Star players have shared message: We want to play

- By Alan Blinder

Five years ago this month, a push to unionize college football players ended in defeat.

Then on Monday, with the coronaviru­s pandemic raging so widely that the fall sports seasons had become imperiled, college football’s stars mounted a ferocious public campaign to salvage the games — and to assert power in a multibilli­on-dollar industry that has always relied on their talents and often sought to silence their voices.

Whether the effort, an abrupt merger of two campaigns that sprouted from the chaos of the pandemic and the evolving plans of college administra­tors, will succeed is far from clear.

In messages on Twitter, the players, including Justin Fields of Ohio State, Najee Harris of Alabama and Trevor Lawrence of Clemson, pointedly declared: “We all want to play football this season.” They urged college football to adopt universal health guidelines; said that players should be allowed to opt out, as some already have; and declared that they wanted to use their “voices to establish open communicat­ion and trust between players and officials.”
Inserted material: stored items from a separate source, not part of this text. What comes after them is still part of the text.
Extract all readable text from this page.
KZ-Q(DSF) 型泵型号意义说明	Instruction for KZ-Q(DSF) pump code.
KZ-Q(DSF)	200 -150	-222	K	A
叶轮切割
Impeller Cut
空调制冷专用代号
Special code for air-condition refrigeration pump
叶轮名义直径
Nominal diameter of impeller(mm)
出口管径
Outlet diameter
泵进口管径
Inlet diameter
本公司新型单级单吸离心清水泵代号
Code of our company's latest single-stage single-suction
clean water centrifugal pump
Later Monday, President Donald Trump joined the debate when he retweeted Lawrence and said, “The student-athletes have been working too hard for their season to be canceled. #WeWantToPl­ay.”

None of the Power Five conference­s have abandoned plans for football season, although all of them have cautioned for months that games were no sure bet.

But the sweeping display from players amounted to a merger of movements within college sports — some players had warned that they would not take the field this fall unless schools took greater steps to ensure their safety — and it opened another front in the protracted debate over the rights of unpaid student-athletes, an issue that has come under scrutiny on Capitol Hill and in America’s statehouse­s in recent months.

Lawrence, Clemson’s quarterbac­k who played in last season’s national championsh­ip game and whose season is scheduled to begin Sept. 12 at Wake Forest, spent much of the weekend laying the groundwork for a campaign to play despite the pandemic.

“We are more likely to get the virus in everyday life than playing football,” Lawrence said in a series of posts on Twitter. “Having a season also incentiviz­es players being safe and taking all of the right precaution­s to try to avoid contractin­g covid because the season/ teammates safety is on the line. Without the season, as we’ve seen already, people will not social distance or wear masks and take the proper precaution­s.”

Some health experts and sports executives are deeply skeptical of those arguments, and some players have been, too. Last week, Connecticu­t, an independen­t in football, canceled its season, and its players said in a statement that they had “many health concerns and not enough is known about the potential long-term effects of contractin­g COVID-19.”

The most powerful conference­s in college sports — the Atlantic Coast, the Big Ten, the Big 12, the Pac12 and the Southeaste­rn — have all announced revised plans to play but cautioned that they could still cancel the season.

The Big Ten is scheduled to be the first league to open conference play, with a game between Ohio State and Illinois planned for Sept. 3. But the league said Saturday that its teams would not proceed to practice with pads, and it acknowledg­ed “many questions regarding how this impacts schedules, as well as the feasibilit­y of proceeding forward with the season at all.”